James J. Gibson analyzes the manner in which “the ‘values’ or ‘meanings’ of things in the environment could be directly perceived” (67). He draws from nature and the environment to postulate his theory of affordances, which is defined as “a specific combination of the properties of its substance and its surfaces taken with reference to an animal” (67). Under this definition, affordances are perceived through an invariant combination of properties, which are “meaningful” to a person—the properties in isolation are not.
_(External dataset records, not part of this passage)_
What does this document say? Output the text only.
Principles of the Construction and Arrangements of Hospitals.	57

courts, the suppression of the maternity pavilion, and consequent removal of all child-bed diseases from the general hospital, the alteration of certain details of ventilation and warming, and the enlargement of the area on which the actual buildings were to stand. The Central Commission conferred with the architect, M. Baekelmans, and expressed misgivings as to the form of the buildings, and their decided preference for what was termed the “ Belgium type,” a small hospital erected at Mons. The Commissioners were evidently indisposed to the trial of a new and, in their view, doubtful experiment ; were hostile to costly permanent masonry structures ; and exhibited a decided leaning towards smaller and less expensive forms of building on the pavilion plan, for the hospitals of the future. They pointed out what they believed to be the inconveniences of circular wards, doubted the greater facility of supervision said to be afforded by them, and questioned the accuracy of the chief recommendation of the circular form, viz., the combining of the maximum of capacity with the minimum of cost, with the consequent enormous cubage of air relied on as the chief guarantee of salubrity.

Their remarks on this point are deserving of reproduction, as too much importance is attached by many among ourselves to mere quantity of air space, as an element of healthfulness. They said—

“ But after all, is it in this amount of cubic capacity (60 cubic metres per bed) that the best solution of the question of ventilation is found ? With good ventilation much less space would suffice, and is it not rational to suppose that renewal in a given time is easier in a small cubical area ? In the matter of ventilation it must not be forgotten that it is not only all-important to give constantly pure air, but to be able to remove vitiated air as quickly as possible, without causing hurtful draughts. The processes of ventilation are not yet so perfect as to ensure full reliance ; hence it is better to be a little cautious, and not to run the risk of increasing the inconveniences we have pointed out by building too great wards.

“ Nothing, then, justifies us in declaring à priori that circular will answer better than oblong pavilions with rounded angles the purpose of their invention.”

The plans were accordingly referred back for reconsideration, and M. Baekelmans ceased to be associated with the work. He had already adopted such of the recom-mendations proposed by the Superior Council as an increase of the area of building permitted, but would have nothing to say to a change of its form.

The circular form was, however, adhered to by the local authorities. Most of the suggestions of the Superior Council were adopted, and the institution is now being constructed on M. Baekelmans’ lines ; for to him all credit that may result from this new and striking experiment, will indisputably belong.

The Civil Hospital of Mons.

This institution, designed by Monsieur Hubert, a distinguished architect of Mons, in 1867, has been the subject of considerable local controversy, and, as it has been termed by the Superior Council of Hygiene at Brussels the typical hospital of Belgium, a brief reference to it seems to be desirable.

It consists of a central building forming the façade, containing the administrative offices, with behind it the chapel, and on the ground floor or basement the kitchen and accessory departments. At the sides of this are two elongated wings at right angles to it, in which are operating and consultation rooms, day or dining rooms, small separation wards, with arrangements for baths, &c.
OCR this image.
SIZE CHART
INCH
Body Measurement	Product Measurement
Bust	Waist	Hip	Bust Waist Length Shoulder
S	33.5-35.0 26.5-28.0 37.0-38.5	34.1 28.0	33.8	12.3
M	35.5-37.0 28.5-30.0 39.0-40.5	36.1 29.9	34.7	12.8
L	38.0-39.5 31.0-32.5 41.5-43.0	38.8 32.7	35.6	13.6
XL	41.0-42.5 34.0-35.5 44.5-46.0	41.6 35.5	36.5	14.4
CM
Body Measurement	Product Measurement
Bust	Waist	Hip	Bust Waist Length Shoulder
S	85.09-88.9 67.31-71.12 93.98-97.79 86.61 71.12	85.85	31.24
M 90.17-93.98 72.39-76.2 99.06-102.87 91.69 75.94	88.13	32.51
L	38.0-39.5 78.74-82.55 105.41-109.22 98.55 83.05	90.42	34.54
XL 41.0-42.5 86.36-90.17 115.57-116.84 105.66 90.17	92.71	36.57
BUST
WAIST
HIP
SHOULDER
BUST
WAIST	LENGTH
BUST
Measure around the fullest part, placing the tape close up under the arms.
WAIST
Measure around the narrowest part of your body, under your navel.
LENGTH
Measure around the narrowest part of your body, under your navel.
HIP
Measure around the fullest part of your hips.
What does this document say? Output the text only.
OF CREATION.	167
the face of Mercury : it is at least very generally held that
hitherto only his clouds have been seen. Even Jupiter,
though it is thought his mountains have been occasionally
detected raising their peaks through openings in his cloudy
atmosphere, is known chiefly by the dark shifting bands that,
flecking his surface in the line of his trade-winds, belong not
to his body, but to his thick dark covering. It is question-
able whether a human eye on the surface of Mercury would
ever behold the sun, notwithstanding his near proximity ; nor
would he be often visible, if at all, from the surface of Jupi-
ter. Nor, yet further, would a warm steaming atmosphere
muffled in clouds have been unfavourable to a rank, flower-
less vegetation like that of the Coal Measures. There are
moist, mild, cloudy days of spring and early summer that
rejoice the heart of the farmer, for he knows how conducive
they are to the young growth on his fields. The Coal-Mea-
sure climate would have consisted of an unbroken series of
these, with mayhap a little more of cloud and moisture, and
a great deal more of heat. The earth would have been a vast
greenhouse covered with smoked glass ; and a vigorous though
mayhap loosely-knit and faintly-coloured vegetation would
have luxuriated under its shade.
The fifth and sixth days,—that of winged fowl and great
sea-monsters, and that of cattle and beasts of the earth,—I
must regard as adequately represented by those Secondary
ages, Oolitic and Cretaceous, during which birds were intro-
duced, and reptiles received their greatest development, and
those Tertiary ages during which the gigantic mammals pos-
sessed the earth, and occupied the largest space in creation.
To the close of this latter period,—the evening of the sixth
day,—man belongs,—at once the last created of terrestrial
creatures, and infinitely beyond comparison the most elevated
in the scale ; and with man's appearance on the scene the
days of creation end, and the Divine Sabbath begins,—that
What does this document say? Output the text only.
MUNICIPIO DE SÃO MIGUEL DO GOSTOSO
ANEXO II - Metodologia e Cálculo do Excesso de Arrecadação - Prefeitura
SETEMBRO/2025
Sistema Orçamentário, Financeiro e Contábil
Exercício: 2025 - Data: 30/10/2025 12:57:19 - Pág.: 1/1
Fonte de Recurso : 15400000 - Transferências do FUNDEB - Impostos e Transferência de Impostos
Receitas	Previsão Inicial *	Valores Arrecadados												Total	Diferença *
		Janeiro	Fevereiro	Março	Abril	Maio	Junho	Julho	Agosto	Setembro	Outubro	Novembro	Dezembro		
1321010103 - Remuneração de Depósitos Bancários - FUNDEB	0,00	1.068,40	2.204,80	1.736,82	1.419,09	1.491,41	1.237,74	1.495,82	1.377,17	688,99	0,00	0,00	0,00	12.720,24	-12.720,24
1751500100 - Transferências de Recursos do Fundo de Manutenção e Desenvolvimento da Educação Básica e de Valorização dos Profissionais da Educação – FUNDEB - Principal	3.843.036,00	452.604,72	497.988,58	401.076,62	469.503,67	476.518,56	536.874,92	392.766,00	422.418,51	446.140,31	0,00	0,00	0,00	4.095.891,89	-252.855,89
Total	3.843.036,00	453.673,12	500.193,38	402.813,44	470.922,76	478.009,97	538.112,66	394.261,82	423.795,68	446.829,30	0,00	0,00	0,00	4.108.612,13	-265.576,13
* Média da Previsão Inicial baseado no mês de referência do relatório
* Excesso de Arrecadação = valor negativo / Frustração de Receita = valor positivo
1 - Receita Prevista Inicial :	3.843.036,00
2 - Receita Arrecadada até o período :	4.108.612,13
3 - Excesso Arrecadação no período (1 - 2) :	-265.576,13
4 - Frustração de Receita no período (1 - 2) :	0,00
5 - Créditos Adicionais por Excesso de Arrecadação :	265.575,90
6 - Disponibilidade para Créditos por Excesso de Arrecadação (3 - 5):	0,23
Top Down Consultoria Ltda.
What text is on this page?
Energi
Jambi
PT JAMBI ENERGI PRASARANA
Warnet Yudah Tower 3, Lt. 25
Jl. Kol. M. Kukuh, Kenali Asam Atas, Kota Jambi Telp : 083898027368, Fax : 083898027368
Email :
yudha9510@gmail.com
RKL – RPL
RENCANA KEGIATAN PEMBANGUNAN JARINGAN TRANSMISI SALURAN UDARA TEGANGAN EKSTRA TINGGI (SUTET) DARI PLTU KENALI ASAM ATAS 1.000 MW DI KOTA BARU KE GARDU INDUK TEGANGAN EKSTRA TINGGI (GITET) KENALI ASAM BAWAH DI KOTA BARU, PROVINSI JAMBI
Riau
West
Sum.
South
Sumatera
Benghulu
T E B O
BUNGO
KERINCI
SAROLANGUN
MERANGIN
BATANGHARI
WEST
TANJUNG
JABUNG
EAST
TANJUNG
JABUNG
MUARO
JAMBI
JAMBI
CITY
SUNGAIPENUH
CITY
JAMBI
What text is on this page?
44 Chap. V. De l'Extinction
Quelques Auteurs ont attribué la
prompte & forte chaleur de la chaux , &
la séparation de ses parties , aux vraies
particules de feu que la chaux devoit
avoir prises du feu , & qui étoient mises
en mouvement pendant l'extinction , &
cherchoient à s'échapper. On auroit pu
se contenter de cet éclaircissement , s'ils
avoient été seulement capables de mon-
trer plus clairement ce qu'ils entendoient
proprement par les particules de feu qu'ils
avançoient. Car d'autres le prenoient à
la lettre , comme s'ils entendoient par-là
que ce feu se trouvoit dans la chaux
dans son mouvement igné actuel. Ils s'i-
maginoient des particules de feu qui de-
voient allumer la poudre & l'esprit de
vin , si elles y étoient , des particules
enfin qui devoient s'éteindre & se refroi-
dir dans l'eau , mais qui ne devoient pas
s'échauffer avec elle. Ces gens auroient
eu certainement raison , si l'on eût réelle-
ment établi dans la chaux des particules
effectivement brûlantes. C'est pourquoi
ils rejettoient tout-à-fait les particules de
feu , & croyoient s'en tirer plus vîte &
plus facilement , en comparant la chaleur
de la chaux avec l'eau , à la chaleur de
His goes on to analyze the affordance of substances by claiming that the air affords breathing, while, after the application of his theory to surfaces and layouts, he claims that the ground affords standing on it. Further, he explains the affordance of detached objects by providing the example of manipulating a rope, among others, which allows knitting, binding, knotting. The most elaborate and rich affordances, according to Gibson, are provided by other people or animals. In this respect, he claims that behaviour affords behaviour, generating interactivity, such as touching, speaking, striking.
Gibson is influenced by the theory of valences developed by the Gestalt psychologists, for whom the relationship between the above listed things from the environment is subject to the needs of the observer. For Gibson, however, affordance does not have this “demand character” – the relationship between the objects, the substances, the surfaces, the animals and the people in the environment does not depend on the observer’s recognition of its affordance (77). For instance, a postbox affords letter-mailing to humans, whether the person perceives it or not – or as Gibson puts it: “The object offers what it does because it is what it is” (78).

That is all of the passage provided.